Synkroniciti is delighted to welcome back Houston-based writer Neil Ellis Orts with “Twelve Hundred Miles,” a poignant flash fiction piece about a relationship which has been sundered. A sudden rainstorm brings the beloved to mind, along with the knowledge that the narrator’s behavior is what necessitated their separation. Full of regret, he pens a letter that will most likely never be read, let alone answered, perhaps only to allow himself space to sound out his grief. Neil manages to distill and communicate this regret in less than four hundred words, drawing us in not so much by what he tells us about these two people, but by what he does not tell us, the negative space around which the narrator’s words tiptoe. Our imagination tries to fill in the gaps, but we are left with questions. “What’s the right angle to see you, if I could see twelve hundred miles? As if I were Superman with super vision. I can almost hear you telling me that’s not how light works. That our vision wouldn’t bend with the curvature of the earth, that we see much farther than twelve hundred miles but into space, not across the continent.” Similarly, our vision is not focused on what happened, but on the present moment, a now full of regret, grief, and the pounding of the rain. 

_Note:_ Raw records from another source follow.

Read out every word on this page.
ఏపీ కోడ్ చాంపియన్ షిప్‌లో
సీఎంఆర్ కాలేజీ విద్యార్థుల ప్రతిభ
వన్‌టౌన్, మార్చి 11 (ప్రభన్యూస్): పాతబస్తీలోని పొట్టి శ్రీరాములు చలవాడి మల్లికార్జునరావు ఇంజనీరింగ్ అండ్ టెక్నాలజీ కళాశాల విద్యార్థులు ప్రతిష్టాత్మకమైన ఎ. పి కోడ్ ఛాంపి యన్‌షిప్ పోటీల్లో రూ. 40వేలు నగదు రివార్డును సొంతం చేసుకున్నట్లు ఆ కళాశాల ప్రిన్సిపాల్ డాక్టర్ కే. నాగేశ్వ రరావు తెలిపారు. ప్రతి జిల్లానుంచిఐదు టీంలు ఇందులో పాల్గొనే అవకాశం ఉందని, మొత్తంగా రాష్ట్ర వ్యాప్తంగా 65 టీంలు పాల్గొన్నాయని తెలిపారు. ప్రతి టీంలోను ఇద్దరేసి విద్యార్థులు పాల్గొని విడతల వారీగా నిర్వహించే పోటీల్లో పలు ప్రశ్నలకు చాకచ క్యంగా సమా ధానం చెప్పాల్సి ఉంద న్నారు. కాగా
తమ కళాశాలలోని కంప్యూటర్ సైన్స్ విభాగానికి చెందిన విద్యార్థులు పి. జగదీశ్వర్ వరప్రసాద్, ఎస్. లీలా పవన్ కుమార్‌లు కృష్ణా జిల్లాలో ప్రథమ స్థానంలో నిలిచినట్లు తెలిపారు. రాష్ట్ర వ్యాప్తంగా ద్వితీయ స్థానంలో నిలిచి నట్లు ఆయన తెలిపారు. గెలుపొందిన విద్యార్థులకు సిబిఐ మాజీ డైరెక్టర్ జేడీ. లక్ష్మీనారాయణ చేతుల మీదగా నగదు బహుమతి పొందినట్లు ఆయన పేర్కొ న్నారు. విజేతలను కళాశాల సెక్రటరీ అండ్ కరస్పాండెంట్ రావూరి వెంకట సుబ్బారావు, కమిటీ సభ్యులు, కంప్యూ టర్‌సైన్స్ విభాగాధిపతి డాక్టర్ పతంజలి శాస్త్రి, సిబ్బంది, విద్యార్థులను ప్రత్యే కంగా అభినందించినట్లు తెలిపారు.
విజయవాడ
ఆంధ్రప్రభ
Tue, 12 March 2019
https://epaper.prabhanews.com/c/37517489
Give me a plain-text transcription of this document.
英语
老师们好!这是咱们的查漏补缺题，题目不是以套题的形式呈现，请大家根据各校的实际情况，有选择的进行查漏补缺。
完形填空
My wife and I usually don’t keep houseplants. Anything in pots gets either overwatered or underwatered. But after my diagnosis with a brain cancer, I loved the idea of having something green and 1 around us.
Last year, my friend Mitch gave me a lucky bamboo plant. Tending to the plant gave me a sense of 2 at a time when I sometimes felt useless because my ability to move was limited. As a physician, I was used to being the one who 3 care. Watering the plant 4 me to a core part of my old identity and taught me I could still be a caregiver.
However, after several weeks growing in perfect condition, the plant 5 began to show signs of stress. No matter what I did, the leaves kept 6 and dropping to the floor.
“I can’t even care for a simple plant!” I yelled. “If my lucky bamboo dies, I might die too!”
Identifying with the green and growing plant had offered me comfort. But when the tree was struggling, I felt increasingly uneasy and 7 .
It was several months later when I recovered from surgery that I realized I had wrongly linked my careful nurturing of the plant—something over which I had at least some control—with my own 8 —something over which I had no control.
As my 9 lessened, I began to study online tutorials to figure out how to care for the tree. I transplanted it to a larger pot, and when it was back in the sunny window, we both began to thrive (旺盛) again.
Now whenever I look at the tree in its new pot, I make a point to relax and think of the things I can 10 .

Experience “Twelve Hundred Miles”  in Synkroniciti’s November 30th issue, “Space,” Vol. 5, No. 4, available for purchase here: https://synkroniciti.com/the-magazine/purchase-individual-issues/.

Neil Ellis Orts is making his third appearance in Synkroniciti and other recent work has appeared in the journals Soul by Southwest and Ruminate and the anthologies The Bad Day Book, Unknotting the Line, and Black Ink on a Black Void. His novella, Cary and John, is available from Wipf & Stock Publishers. “Twelve Hundred Miles” started when the first line came to him on a rainy day.